Clausewitz presents descriptive theories, his aim is to help the future commander prepare himself for the challenges he will face. In contrast, Porter's work is intensely prescriptive. His Five-factor framework and generic strategies are templates waiting for the executive's implementation.

Porter's, then, implies that the key to business strategy is "knowing". The doing will almost take care of itself. Clausewitz never presumed that the science of war (which gets studied in peacetime) could ever supplant the art of war (which wins actual battles and campaigns).

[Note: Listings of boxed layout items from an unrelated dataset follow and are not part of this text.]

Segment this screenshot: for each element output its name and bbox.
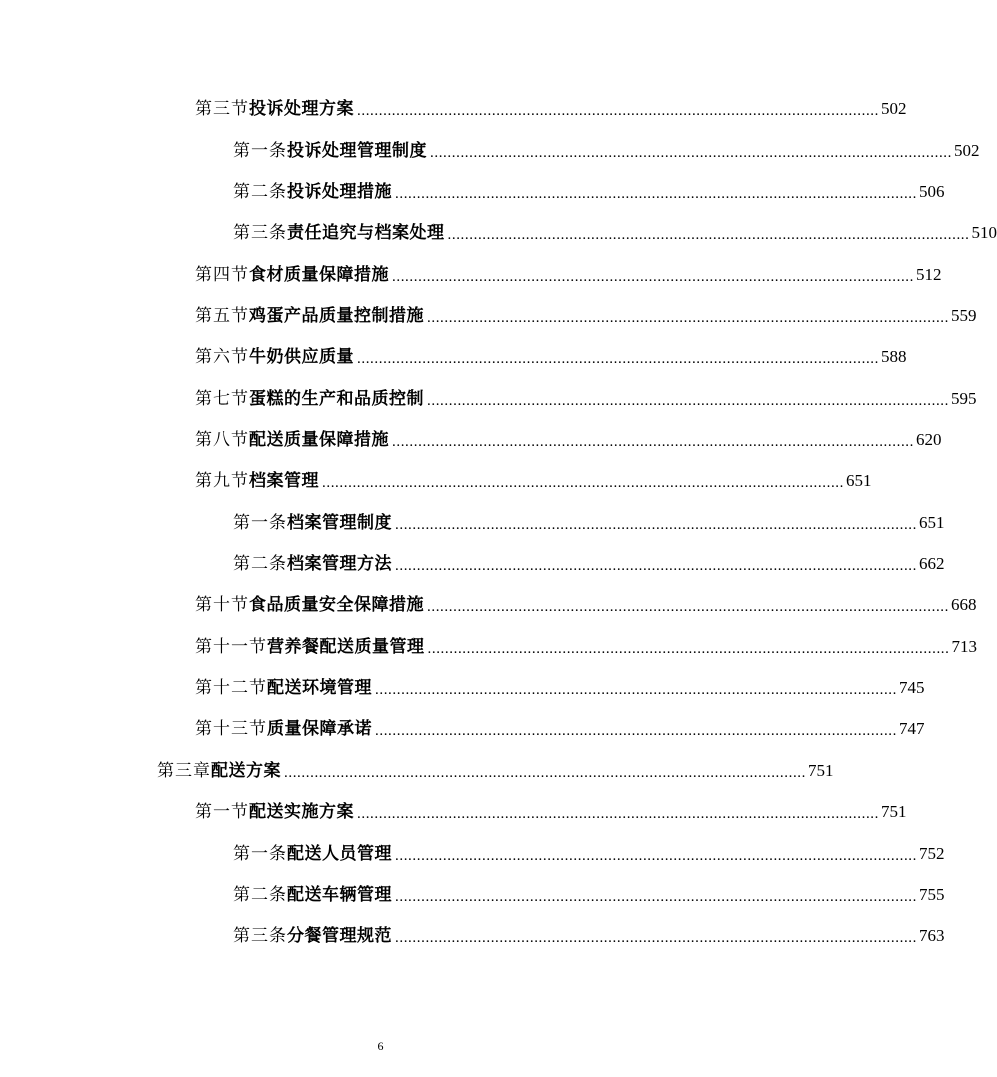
toc-entry-page: 588 xyxy=(881,347,907,366)
toc-entry-number: 第一条 xyxy=(233,844,287,864)
toc-entry-number: 第八节 xyxy=(195,430,249,450)
toc-entry-number: 第一条 xyxy=(233,141,287,161)
toc-entry[interactable] xyxy=(195,303,977,329)
toc-dot-leader: ........................................................................................................................ xyxy=(392,434,914,450)
toc-entry-number: 第十二节 xyxy=(195,678,267,698)
toc-entry-number: 第三节 xyxy=(195,99,249,119)
toc-entry-number: 第二条 xyxy=(233,182,287,202)
toc-dot-leader: ........................................................................................................................ xyxy=(395,930,917,946)
toc-entry-title: 档案管理制度 xyxy=(287,513,392,533)
toc-entry-number: 第七节 xyxy=(195,389,249,409)
toc-dot-leader: ........................................................................................................................ xyxy=(322,475,844,491)
toc-entry-page: 595 xyxy=(951,389,977,408)
toc-entry[interactable] xyxy=(195,634,977,660)
toc-entry-title: 投诉处理方案 xyxy=(249,99,354,119)
toc-entry-title: 档案管理 xyxy=(249,471,319,491)
toc-entry[interactable] xyxy=(195,468,872,494)
toc-entry-number: 第四节 xyxy=(195,265,249,285)
toc-dot-leader: ........................................................................................................................ xyxy=(427,599,949,615)
toc-entry[interactable] xyxy=(233,923,945,949)
toc-dot-leader: ........................................................................................................................ xyxy=(357,351,879,367)
toc-entry-number: 第三条 xyxy=(233,223,287,243)
toc-entry-number: 第一节 xyxy=(195,802,249,822)
toc-dot-leader: ........................................................................................................................ xyxy=(392,269,914,285)
toc-entry-number: 第十节 xyxy=(195,595,249,615)
toc-dot-leader: ........................................................................................................................ xyxy=(395,186,917,202)
toc-entry-page: 510 xyxy=(971,223,997,242)
toc-entry-page: 512 xyxy=(916,265,942,284)
toc-dot-leader: ........................................................................................................................ xyxy=(395,517,917,533)
toc-dot-leader: ........................................................................................................................ xyxy=(430,145,952,161)
toc-entry-title: 配送车辆管理 xyxy=(287,885,392,905)
toc-dot-leader: ........................................................................................................................ xyxy=(357,806,879,822)
toc-entry[interactable] xyxy=(233,551,945,577)
toc-entry[interactable] xyxy=(233,138,980,164)
toc-entry-page: 752 xyxy=(919,844,945,863)
toc-entry-title: 档案管理方法 xyxy=(287,554,392,574)
toc-entry-page: 763 xyxy=(919,926,945,945)
toc-dot-leader: ........................................................................................................................ xyxy=(427,641,950,657)
toc-entry-number: 第十一节 xyxy=(195,637,267,657)
toc-entry-title: 责任追究与档案处理 xyxy=(287,223,445,243)
toc-entry-title: 食品质量安全保障措施 xyxy=(249,595,424,615)
toc-entry-number: 第三条 xyxy=(233,926,287,946)
toc-entry-page: 651 xyxy=(919,513,945,532)
toc-entry-title: 配送人员管理 xyxy=(287,844,392,864)
toc-entry-title: 食材质量保障措施 xyxy=(249,265,389,285)
toc-entry[interactable] xyxy=(195,344,907,370)
toc-entry-number: 第五节 xyxy=(195,306,249,326)
toc-entry-title: 鸡蛋产品质量控制措施 xyxy=(249,306,424,326)
toc-entry-title: 配送方案 xyxy=(211,761,281,781)
toc-entry-title: 配送实施方案 xyxy=(249,802,354,822)
toc-entry-page: 502 xyxy=(881,99,907,118)
toc-entry[interactable] xyxy=(233,510,945,536)
toc-entry[interactable] xyxy=(195,799,907,825)
toc-dot-leader: ........................................................................................................................ xyxy=(375,723,897,739)
toc-entry-chapter[interactable] xyxy=(157,758,834,784)
toc-entry-page: 506 xyxy=(919,182,945,201)
toc-entry[interactable] xyxy=(233,882,945,908)
toc-entry-title: 蛋糕的生产和品质控制 xyxy=(249,389,424,409)
toc-entry-page: 751 xyxy=(881,802,907,821)
toc-dot-leader: ........................................................................................................................ xyxy=(375,682,897,698)
toc-entry-number: 第六节 xyxy=(195,347,249,367)
toc-entry[interactable] xyxy=(195,716,925,742)
toc-entry-title: 投诉处理措施 xyxy=(287,182,392,202)
toc-entry-title: 质量保障承诺 xyxy=(267,719,372,739)
toc-dot-leader: ........................................................................................................................ xyxy=(427,393,949,409)
toc-entry-page: 662 xyxy=(919,554,945,573)
toc-entry[interactable] xyxy=(233,841,945,867)
toc-entry-page: 651 xyxy=(846,471,872,490)
toc-entry-page: 502 xyxy=(954,141,980,160)
toc-entry-title: 配送环境管理 xyxy=(267,678,372,698)
toc-entry[interactable] xyxy=(195,675,925,701)
toc-entry-page: 713 xyxy=(951,637,977,656)
toc-entry[interactable] xyxy=(195,592,977,618)
toc-dot-leader: ........................................................................................................................ xyxy=(357,103,879,119)
toc-dot-leader: ........................................................................................................................ xyxy=(284,765,806,781)
toc-entry[interactable] xyxy=(233,220,997,246)
toc-entry-number: 第一条 xyxy=(233,513,287,533)
toc-entry-page: 668 xyxy=(951,595,977,614)
toc-entry-page: 747 xyxy=(899,719,925,738)
toc-entry[interactable] xyxy=(195,262,942,288)
toc-entry-page: 559 xyxy=(951,306,977,325)
toc-entry-title: 营养餐配送质量管理 xyxy=(267,637,425,657)
toc-entry-title: 配送质量保障措施 xyxy=(249,430,389,450)
toc-entry[interactable] xyxy=(195,427,942,453)
toc-entry-title: 投诉处理管理制度 xyxy=(287,141,427,161)
page-number: 6 xyxy=(377,1039,384,1053)
toc-entry-page: 620 xyxy=(916,430,942,449)
toc-entry-title: 牛奶供应质量 xyxy=(249,347,354,367)
toc-entry-page: 755 xyxy=(919,885,945,904)
toc-entry-number: 第二条 xyxy=(233,885,287,905)
toc-dot-leader: ........................................................................................................................ xyxy=(427,310,949,326)
toc-dot-leader: ........................................................................................................................ xyxy=(447,227,970,243)
toc-entry[interactable] xyxy=(195,96,907,122)
toc-entry-page: 751 xyxy=(808,761,834,780)
toc-entry-number: 第二条 xyxy=(233,554,287,574)
toc-entry-number: 第十三节 xyxy=(195,719,267,739)
toc-entry-page: 745 xyxy=(899,678,925,697)
toc-entry-number: 第九节 xyxy=(195,471,249,491)
toc-dot-leader: ........................................................................................................................ xyxy=(395,558,917,574)
toc-entry[interactable] xyxy=(233,179,945,205)
toc-entry[interactable] xyxy=(195,386,977,412)
toc-dot-leader: ........................................................................................................................ xyxy=(395,889,917,905)
toc-entry-number: 第三章 xyxy=(157,761,211,781)
toc-dot-leader: ........................................................................................................................ xyxy=(395,848,917,864)
toc-entry-title: 分餐管理规范 xyxy=(287,926,392,946)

Also, this observation by John Derbyshire gives much the same diagnosis as Photon Courier:

The nature of the confirmation process ensures that in all but the most confident administrations (of which, I think, FDR's was the last), nominees to SCOTUS are controversy-free mediocrities. As Robert Bork discovered, a nominee who possesses a lively imagination, a willing pen, and a head full of interesting ideas will stand the same chance under congressional scrutiny that the beautiful Hypatia, the only great female mathematician of antiquity, stood
with the Alexandrian mob. Which is to say, he will be stripped naked and then have the flesh scraped from his living body with oyster shells.

A side effect of the justices being drawn from the lower-middle of the justicial bell curve is that, like other well-read but weak-minded folk, they are more than usually susceptible to intellectual fads.